Ernährung bei Depression
Ernährungsberatung bei Depression und Antidepressiva ist aus verschiedenen Gründen sinnvoll
Ernährungsberatung bei Depression und Antidepressiva ist aus verschiedenen Gründen sinnvoll
Bei der Diskussion um die unerwünschten metabolischen Wirkungen von Psychopharmaka wird häufig übersehen, dass auftretende Veränderungen von Appetit und Körpergewicht auch Folgen der psychischen Erkrankung sein können.
Eine diagnostizierte Depression ist ebenso prädiktiv für die Entstehung von Adipositas wie umgekehrt eine Adipositas für die Diagnose einer Depression.
Antidepressiva können durch die Beeinflussung von Neurotransmittersystemen verschiedene ernährungsabhängige Nebenwirkungen hervorrufen. Durch Beobachtung und Kontrolle können diese rechtzeitig behandelt werden, bevor Beschwerden und Folgen auftreten.
Je nach Antidepressiva können Glucosestoffwechselstörungen, Dyslipidämie, Hyper-und Hypotonie auftreten. Deshalb sollten regelmässig Blutzuckerspiegel, HbA1c, Blutfettwerte und Blutdruck kontrolliert und frühzeitig Ernährungsberatung angemeldet werden.
Auch bei Gewichtsveränderungen sollte die Ernährungsberatung möglichst früh beigezogen werden. Nebenwirkungen von Antidepressiva wie Übelkeit, Erbrechen, Mundtrockenheit, vermehrte Speichelbildung, Bauchschmerzen, Appetitverminderung, Dysphagie, Dysgeusie, Rachen- und Zahnschmerzen können durch die Ernährungsberatung positiv beeinfluss werden und dadurch eine Mangelernährung sowie Abbau von Muskeln und Kraft, Schwächung vom Abwehrsystem und Erhöhung der Anfälligkeit für Infektionen verhindert werden.
Ebenso kann die Ernährungsberatung bei Obstipation, Sodbrennen, Gastritis, Flatulenz, Diarrhö und Dyspepsie hilfreich sein.

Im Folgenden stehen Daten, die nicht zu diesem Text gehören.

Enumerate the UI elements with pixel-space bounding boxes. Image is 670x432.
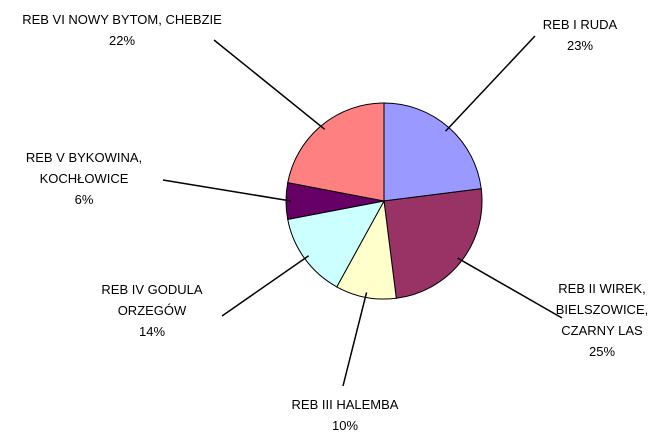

Die Compliance bezüglich medikamentöser Therapie verbessert sich durch ausgewogene Ernährung, da sie einen positiven Einfluss auf die Nebenwirkungen von Antidepressiva hat.
Deshalb ist die ausgewogene Ernährung nach der Lebensmittelpyramide auch für die Psyche wichtig.
Für viele Menschen mit Depression ist es schwierig, sich ausreichend mit Nährstoffen zu versorgen. Sie laufen daher Gefahr, in qualitativer und quantitativer Hinsicht mangelernährt zu sein.
Ich bestärke in meiner Beratung bestehende gesunde Verhalten. Dazu entwickele ich zusammen mit den Betroffenen und ihren Angehörigen eine individuelle, langfristige Lösung, die alle Aspekte, einschliesslich etwaiger zusätzlicher medizinischer Themen, umfasst.
Die Kosten meiner Beratungen werden mit einer ärztlichen Verordnung von der Grundversicherung übernommen.
Für die Resorption der oralen Medikamente, braucht es einen gut funktionierenden Verdauungstrakt. Ein atropher Darm bei Zöliakie ohne glutenfreie Ernährung, eine unbehandelte Pankreasinsuffizienz oder ein High-Output Stoma, etc. erschweren die Resorption von Medikamenten.
Bei Stoffwechselkrankheiten, einem BMI von 25 und mehr, Fehl- sowie Mangelernährung oder bei Vorliegen einer der anderen Krankheiten kann ich meine Beratung mit dem offiziellen Formular für Anmeldung zur Ernährungsberatung über die Grundversicherung abrechnen.